In a class of 60 students, each boy contributed rupees equal to the number of girls and each girl contributed rupees equal to the number of boys. If the total money then collected was ₹ 1600, how many boys are there in the class ?
Solution:
Let the number of boys in the class = x
Then number of girls in the class = 60 – x [∵ total students = 60]
Money contributed by the boys = x(60 – x) = 60x – x² [∵ given]
Money contributed by the girls = (60 – x) x = 60x – x²
Money contributed by the class = 120x – 2x²
By problem 120x – 2x² = 1600
⇒ x² – 60x + 800 = 0
⇒ x² – 40x – 20x + 800 = 0
⇒ x(x – 40) – 20(x – 40) = 0
⇒ (x – 40) (x – 20) = 0
⇒ x = 40 (or) 20
∴ Boys = 40 or 20
Girls = 20 or 40.

Question 10.
A motor boat heads upstream a distance of 24 km on a river whose current is running at 3 km per hour. The trip up and back takes 6 hours. Assuming that the motor boat maintained a constant speed, what was its speed ?
Solution:
Let the speed of the boat in still water be x kmph.

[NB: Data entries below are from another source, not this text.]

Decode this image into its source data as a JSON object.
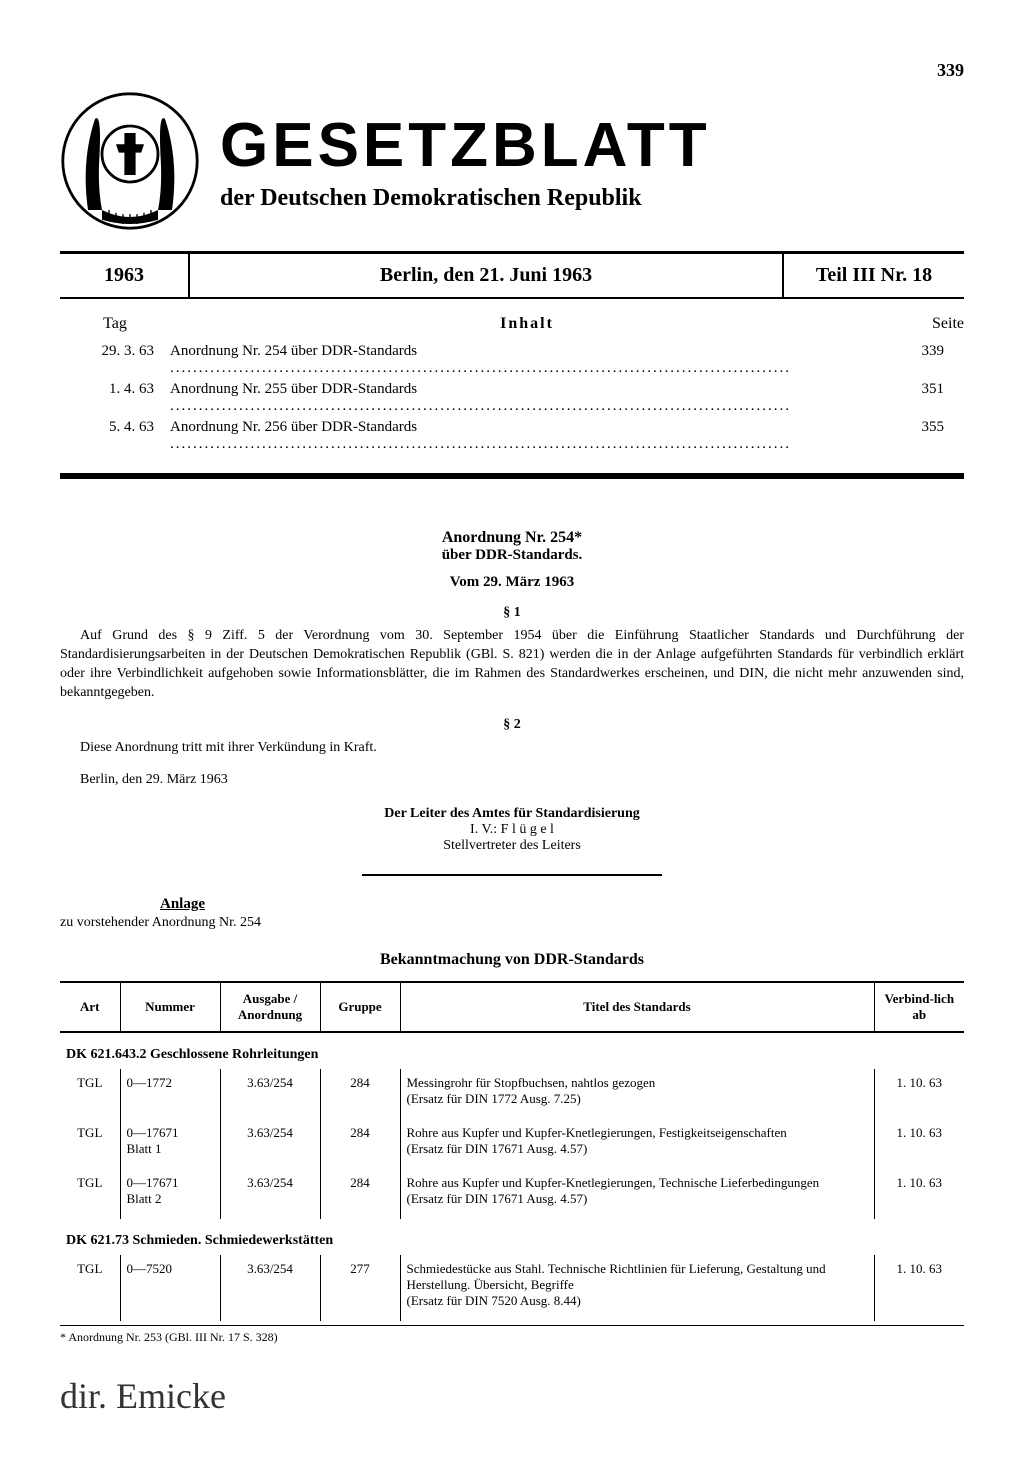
{
  "page_number": "339",
  "masthead": {
    "title": "GESETZBLATT",
    "subtitle": "der Deutschen Demokratischen Republik"
  },
  "issue": {
    "year": "1963",
    "place_date": "Berlin, den 21. Juni 1963",
    "part": "Teil III Nr. 18"
  },
  "toc": {
    "header_day": "Tag",
    "header_content": "Inhalt",
    "header_page": "Seite",
    "rows": [
      {
        "date": "29. 3. 63",
        "title": "Anordnung Nr. 254 über DDR-Standards",
        "page": "339"
      },
      {
        "date": "1. 4. 63",
        "title": "Anordnung Nr. 255 über DDR-Standards",
        "page": "351"
      },
      {
        "date": "5. 4. 63",
        "title": "Anordnung Nr. 256 über DDR-Standards",
        "page": "355"
      }
    ]
  },
  "decree": {
    "title": "Anordnung Nr. 254*",
    "subject": "über DDR-Standards.",
    "date": "Vom 29. März 1963",
    "para1_label": "§ 1",
    "para1_text": "Auf Grund des § 9 Ziff. 5 der Verordnung vom 30. September 1954 über die Einführung Staatlicher Standards und Durchführung der Standardisierungsarbeiten in der Deutschen Demokratischen Republik (GBl. S. 821) werden die in der Anlage aufgeführten Standards für verbindlich erklärt oder ihre Verbindlichkeit aufgehoben sowie Informationsblätter, die im Rahmen des Standardwerkes erscheinen, und DIN, die nicht mehr anzuwenden sind, bekanntgegeben.",
    "para2_label": "§ 2",
    "para2_text": "Diese Anordnung tritt mit ihrer Verkündung in Kraft.",
    "signing_place_date": "Berlin, den 29. März 1963",
    "signing_office": "Der Leiter des Amtes für Standardisierung",
    "signing_iv": "I. V.: F l ü g e l",
    "signing_role": "Stellvertreter des Leiters"
  },
  "anlage": {
    "label": "Anlage",
    "sub": "zu vorstehender Anordnung Nr. 254",
    "heading": "Bekanntmachung von DDR-Standards"
  },
  "std_table": {
    "headers": {
      "art": "Art",
      "nummer": "Nummer",
      "ausgabe": "Ausgabe / Anordnung",
      "gruppe": "Gruppe",
      "titel": "Titel des Standards",
      "verbindlich": "Verbind-lich ab"
    },
    "sections": [
      {
        "heading": "DK 621.643.2 Geschlossene Rohrleitungen",
        "rows": [
          {
            "art": "TGL",
            "num": "0—1772",
            "ausg": "3.63/254",
            "grp": "284",
            "title": "Messingrohr für Stopfbuchsen, nahtlos gezogen\n(Ersatz für DIN 1772 Ausg. 7.25)",
            "date": "1. 10. 63"
          },
          {
            "art": "TGL",
            "num": "0—17671\nBlatt 1",
            "ausg": "3.63/254",
            "grp": "284",
            "title": "Rohre aus Kupfer und Kupfer-Knetlegierungen, Festigkeitseigenschaften\n(Ersatz für DIN 17671 Ausg. 4.57)",
            "date": "1. 10. 63"
          },
          {
            "art": "TGL",
            "num": "0—17671\nBlatt 2",
            "ausg": "3.63/254",
            "grp": "284",
            "title": "Rohre aus Kupfer und Kupfer-Knetlegierungen, Technische Lieferbedingungen\n(Ersatz für DIN 17671 Ausg. 4.57)",
            "date": "1. 10. 63"
          }
        ]
      },
      {
        "heading": "DK 621.73 Schmieden. Schmiedewerkstätten",
        "rows": [
          {
            "art": "TGL",
            "num": "0—7520",
            "ausg": "3.63/254",
            "grp": "277",
            "title": "Schmiedestücke aus Stahl. Technische Richtlinien für Lieferung, Gestaltung und Herstellung. Übersicht, Begriffe\n(Ersatz für DIN 7520 Ausg. 8.44)",
            "date": "1. 10. 63"
          }
        ]
      }
    ]
  },
  "footnote": "* Anordnung Nr. 253 (GBl. III Nr. 17 S. 328)",
  "handwriting": "dir. Emicke"
}
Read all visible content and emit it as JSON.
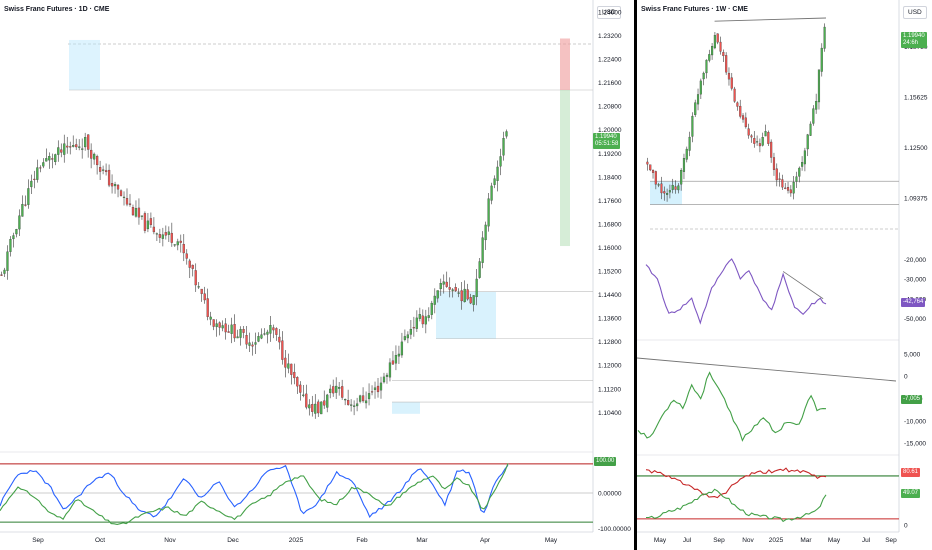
{
  "left_chart": {
    "title": "Swiss Franc Futures · 1D · CME",
    "currency": "USD",
    "price_ticks": [
      "1.24000",
      "1.23200",
      "1.22400",
      "1.21600",
      "1.20800",
      "1.20000",
      "1.19200",
      "1.18400",
      "1.17600",
      "1.16800",
      "1.16000",
      "1.15200",
      "1.14400",
      "1.13600",
      "1.12800",
      "1.12000",
      "1.11200",
      "1.10400"
    ],
    "last_price": "1.19940",
    "countdown": "05:51:58",
    "indicator_ticks": [
      "100.00000",
      "0.00000",
      "-100.00000"
    ],
    "indicator_tag": "100.00",
    "time_labels": [
      "Sep",
      "Oct",
      "Nov",
      "Dec",
      "2025",
      "Feb",
      "Mar",
      "Apr",
      "May"
    ]
  },
  "right_chart": {
    "title": "Swiss Franc Futures · 1W · CME",
    "currency": "USD",
    "price_ticks": [
      "1.18750",
      "1.15625",
      "1.12500",
      "1.09375"
    ],
    "last_price": "1.19940",
    "countdown": "24:6h",
    "osc1_ticks": [
      "-20,000",
      "-30,000",
      "-40,000",
      "-50,000"
    ],
    "osc1_tag": "-42,764",
    "osc2_ticks": [
      "5,000",
      "0",
      "-5,000",
      "-10,000",
      "-15,000"
    ],
    "osc2_tag": "-7,005",
    "osc3_tag_red": "80.61",
    "osc3_tag_green": "49.07",
    "osc3_tick": "0",
    "time_labels": [
      "May",
      "Jul",
      "Sep",
      "Nov",
      "2025",
      "Mar",
      "May",
      "Jul",
      "Sep"
    ]
  },
  "colors": {
    "up": "#4caf50",
    "down": "#ef5350",
    "blue": "#2962ff",
    "green_line": "#43a047",
    "red_line": "#b71c1c",
    "purple": "#7e57c2",
    "zone": "#b3e5fc",
    "grid": "#d1d4dc"
  },
  "chart_data": [
    {
      "type": "candlestick",
      "title": "Swiss Franc Futures · 1D · CME",
      "timeframe": "1D",
      "ylim": [
        1.098,
        1.24
      ],
      "x_labels": [
        "Sep",
        "Oct",
        "Nov",
        "Dec",
        "2025",
        "Feb",
        "Mar",
        "Apr",
        "May"
      ],
      "path_anchors": [
        [
          0,
          1.15
        ],
        [
          8,
          1.17
        ],
        [
          18,
          1.188
        ],
        [
          30,
          1.193
        ],
        [
          40,
          1.196
        ],
        [
          50,
          1.184
        ],
        [
          58,
          1.177
        ],
        [
          68,
          1.168
        ],
        [
          76,
          1.165
        ],
        [
          84,
          1.163
        ],
        [
          92,
          1.15
        ],
        [
          100,
          1.136
        ],
        [
          110,
          1.132
        ],
        [
          120,
          1.128
        ],
        [
          130,
          1.132
        ],
        [
          138,
          1.118
        ],
        [
          144,
          1.108
        ],
        [
          152,
          1.105
        ],
        [
          160,
          1.113
        ],
        [
          166,
          1.107
        ],
        [
          172,
          1.108
        ],
        [
          180,
          1.112
        ],
        [
          188,
          1.122
        ],
        [
          196,
          1.133
        ],
        [
          204,
          1.137
        ],
        [
          212,
          1.148
        ],
        [
          220,
          1.144
        ],
        [
          226,
          1.143
        ],
        [
          232,
          1.17
        ],
        [
          238,
          1.19
        ],
        [
          242,
          1.199
        ]
      ],
      "last_price": 1.1994,
      "zones": [
        {
          "kind": "blue",
          "price_top": 1.2305,
          "price_bottom": 1.2135
        },
        {
          "kind": "red",
          "price_top": 1.231,
          "price_bottom": 1.2135
        },
        {
          "kind": "green",
          "price_top": 1.2135,
          "price_bottom": 1.1605
        },
        {
          "kind": "blue",
          "price_top": 1.145,
          "price_bottom": 1.129
        }
      ],
      "indicator": {
        "ylim": [
          -120,
          120
        ],
        "levels": [
          100,
          0,
          -100
        ],
        "blue_anchors": [
          [
            0,
            -40
          ],
          [
            8,
            60
          ],
          [
            16,
            80
          ],
          [
            24,
            20
          ],
          [
            30,
            -60
          ],
          [
            36,
            -20
          ],
          [
            44,
            40
          ],
          [
            52,
            70
          ],
          [
            58,
            10
          ],
          [
            66,
            -60
          ],
          [
            74,
            -80
          ],
          [
            80,
            -30
          ],
          [
            88,
            50
          ],
          [
            96,
            -20
          ],
          [
            104,
            40
          ],
          [
            112,
            -50
          ],
          [
            120,
            10
          ],
          [
            128,
            80
          ],
          [
            136,
            90
          ],
          [
            144,
            -70
          ],
          [
            152,
            -30
          ],
          [
            160,
            70
          ],
          [
            168,
            40
          ],
          [
            176,
            -80
          ],
          [
            184,
            -40
          ],
          [
            192,
            20
          ],
          [
            200,
            90
          ],
          [
            206,
            30
          ],
          [
            212,
            -40
          ],
          [
            218,
            80
          ],
          [
            224,
            70
          ],
          [
            230,
            -80
          ],
          [
            236,
            40
          ],
          [
            242,
            100
          ]
        ],
        "green_anchors": [
          [
            0,
            -60
          ],
          [
            8,
            20
          ],
          [
            16,
            -10
          ],
          [
            24,
            -70
          ],
          [
            30,
            -90
          ],
          [
            36,
            -20
          ],
          [
            44,
            -60
          ],
          [
            52,
            -100
          ],
          [
            58,
            -110
          ],
          [
            66,
            -80
          ],
          [
            74,
            -60
          ],
          [
            80,
            -50
          ],
          [
            88,
            -80
          ],
          [
            96,
            -30
          ],
          [
            104,
            -60
          ],
          [
            112,
            -90
          ],
          [
            120,
            -40
          ],
          [
            128,
            -10
          ],
          [
            136,
            40
          ],
          [
            144,
            60
          ],
          [
            152,
            -20
          ],
          [
            160,
            -40
          ],
          [
            168,
            20
          ],
          [
            176,
            0
          ],
          [
            184,
            -50
          ],
          [
            192,
            0
          ],
          [
            200,
            40
          ],
          [
            206,
            60
          ],
          [
            212,
            10
          ],
          [
            218,
            50
          ],
          [
            224,
            20
          ],
          [
            230,
            -60
          ],
          [
            236,
            10
          ],
          [
            242,
            100
          ]
        ]
      }
    },
    {
      "type": "candlestick",
      "title": "Swiss Franc Futures · 1W · CME",
      "timeframe": "1W",
      "ylim": [
        1.08,
        1.205
      ],
      "x_labels": [
        "May",
        "Jul",
        "Sep",
        "Nov",
        "2025",
        "Mar",
        "May",
        "Jul",
        "Sep"
      ],
      "path_anchors": [
        [
          0,
          1.115
        ],
        [
          3,
          1.102
        ],
        [
          7,
          1.095
        ],
        [
          11,
          1.103
        ],
        [
          14,
          1.125
        ],
        [
          18,
          1.16
        ],
        [
          21,
          1.18
        ],
        [
          24,
          1.195
        ],
        [
          26,
          1.185
        ],
        [
          30,
          1.16
        ],
        [
          34,
          1.14
        ],
        [
          38,
          1.125
        ],
        [
          42,
          1.132
        ],
        [
          45,
          1.11
        ],
        [
          48,
          1.1
        ],
        [
          51,
          1.098
        ],
        [
          54,
          1.112
        ],
        [
          57,
          1.13
        ],
        [
          60,
          1.155
        ],
        [
          62,
          1.185
        ],
        [
          63,
          1.199
        ]
      ],
      "last_price": 1.1994,
      "levels": [
        1.104,
        1.0895
      ],
      "zones": [
        {
          "kind": "blue",
          "price_top": 1.104,
          "price_bottom": 1.0895
        }
      ],
      "resistance_line": [
        [
          24,
          1.203
        ],
        [
          63,
          1.205
        ]
      ],
      "osc1": {
        "ylim": [
          -56000,
          -14000
        ],
        "series_name": "",
        "anchors": [
          [
            0,
            -23000
          ],
          [
            4,
            -30000
          ],
          [
            8,
            -48000
          ],
          [
            12,
            -45000
          ],
          [
            16,
            -40000
          ],
          [
            19,
            -52000
          ],
          [
            23,
            -35000
          ],
          [
            27,
            -25000
          ],
          [
            30,
            -19000
          ],
          [
            33,
            -30000
          ],
          [
            36,
            -25000
          ],
          [
            40,
            -38000
          ],
          [
            44,
            -46000
          ],
          [
            48,
            -28000
          ],
          [
            52,
            -44000
          ],
          [
            55,
            -48000
          ],
          [
            58,
            -43000
          ],
          [
            61,
            -40000
          ],
          [
            63,
            -42764
          ]
        ],
        "trend_line": [
          [
            48,
            -26000
          ],
          [
            62,
            -40000
          ]
        ]
      },
      "osc2": {
        "ylim": [
          -17000,
          7000
        ],
        "series_name": "",
        "anchors": [
          [
            0,
            -12000
          ],
          [
            4,
            -14000
          ],
          [
            8,
            -9000
          ],
          [
            12,
            -5000
          ],
          [
            15,
            -7000
          ],
          [
            18,
            -2000
          ],
          [
            21,
            -5000
          ],
          [
            24,
            1000
          ],
          [
            28,
            -4000
          ],
          [
            32,
            -10000
          ],
          [
            35,
            -14000
          ],
          [
            38,
            -12000
          ],
          [
            42,
            -9000
          ],
          [
            46,
            -13000
          ],
          [
            50,
            -10000
          ],
          [
            54,
            -11000
          ],
          [
            58,
            -4000
          ],
          [
            60,
            -8000
          ],
          [
            63,
            -7005
          ]
        ],
        "trend_line": [
          [
            -2,
            2500
          ],
          [
            70,
            -2500
          ]
        ]
      },
      "osc3": {
        "ylim": [
          -5,
          110
        ],
        "levels": [
          80.61,
          49.07,
          10
        ],
        "red_anchors": [
          [
            0,
            90
          ],
          [
            4,
            86
          ],
          [
            8,
            78
          ],
          [
            12,
            72
          ],
          [
            16,
            62
          ],
          [
            20,
            50
          ],
          [
            24,
            44
          ],
          [
            28,
            54
          ],
          [
            32,
            72
          ],
          [
            36,
            82
          ],
          [
            40,
            86
          ],
          [
            44,
            88
          ],
          [
            48,
            92
          ],
          [
            52,
            88
          ],
          [
            56,
            86
          ],
          [
            60,
            78
          ],
          [
            63,
            80.61
          ]
        ],
        "green_anchors": [
          [
            0,
            10
          ],
          [
            4,
            14
          ],
          [
            8,
            22
          ],
          [
            12,
            28
          ],
          [
            16,
            38
          ],
          [
            20,
            52
          ],
          [
            24,
            56
          ],
          [
            28,
            46
          ],
          [
            32,
            28
          ],
          [
            36,
            18
          ],
          [
            40,
            14
          ],
          [
            44,
            12
          ],
          [
            48,
            8
          ],
          [
            52,
            12
          ],
          [
            56,
            16
          ],
          [
            60,
            24
          ],
          [
            63,
            49.07
          ]
        ]
      }
    }
  ]
}
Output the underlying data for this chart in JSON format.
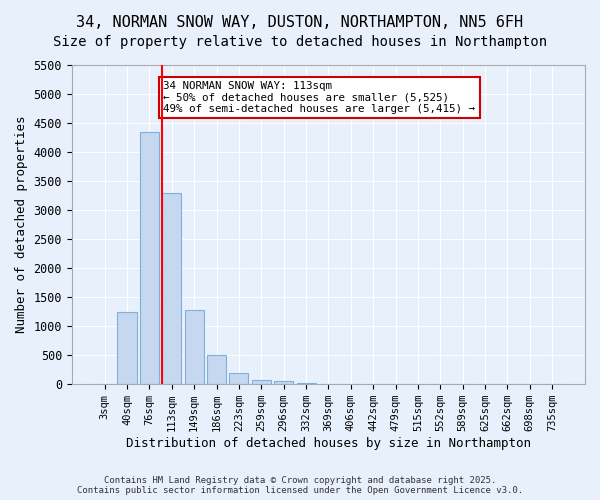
{
  "title": "34, NORMAN SNOW WAY, DUSTON, NORTHAMPTON, NN5 6FH",
  "subtitle": "Size of property relative to detached houses in Northampton",
  "xlabel": "Distribution of detached houses by size in Northampton",
  "ylabel": "Number of detached properties",
  "bin_labels": [
    "3sqm",
    "40sqm",
    "76sqm",
    "113sqm",
    "149sqm",
    "186sqm",
    "223sqm",
    "259sqm",
    "296sqm",
    "332sqm",
    "369sqm",
    "406sqm",
    "442sqm",
    "479sqm",
    "515sqm",
    "552sqm",
    "589sqm",
    "625sqm",
    "662sqm",
    "698sqm",
    "735sqm"
  ],
  "bar_values": [
    0,
    1250,
    4350,
    3300,
    1280,
    500,
    200,
    80,
    60,
    20,
    10,
    5,
    5,
    0,
    0,
    0,
    0,
    0,
    0,
    0,
    0
  ],
  "bar_color": "#c5d8f0",
  "bar_edge_color": "#7fb0d8",
  "background_color": "#e8f0fc",
  "grid_color": "#ffffff",
  "red_line_index": 3,
  "annotation_text": "34 NORMAN SNOW WAY: 113sqm\n← 50% of detached houses are smaller (5,525)\n49% of semi-detached houses are larger (5,415) →",
  "annotation_box_color": "#ffffff",
  "annotation_box_edge": "#cc0000",
  "ylim": [
    0,
    5500
  ],
  "yticks": [
    0,
    500,
    1000,
    1500,
    2000,
    2500,
    3000,
    3500,
    4000,
    4500,
    5000,
    5500
  ],
  "footer_line1": "Contains HM Land Registry data © Crown copyright and database right 2025.",
  "footer_line2": "Contains public sector information licensed under the Open Government Licence v3.0.",
  "title_fontsize": 11,
  "subtitle_fontsize": 10
}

Speed of the current = 3 kmph
Then speed of the boat in upstream = (x – 3)kmph
Speed of the boat in down stream = (x + 3) kmph
By problem total time taken = 6hrs
∴ \(\frac{24}{x-3}\) + \(\frac{24}{x+3}\) = 6
⇒ 24[\(\frac{1}{x-3}\) + \(\frac{1}{x+3}\)] = 6
⇒ 24\(\left[\frac{x+3+x-3}{(x+3)(x-3)}\right]\) = 6
⇒ 24(2x) = 6(x² – 9)
⇒ 8x = x² – 9
⇒ x² – 8x – 9 = 0
⇒ x² – 9x + x – 9 = 0
⇒ x(x – 9) + 1(x – 9) = 0
⇒ (x – 9) (x + 1) = 0
⇒ x – 9 = 0 or x + 1 = 0
x can’t be negative.
∴ x = 9
i.e., speed of the boal in still water = 9 kmph.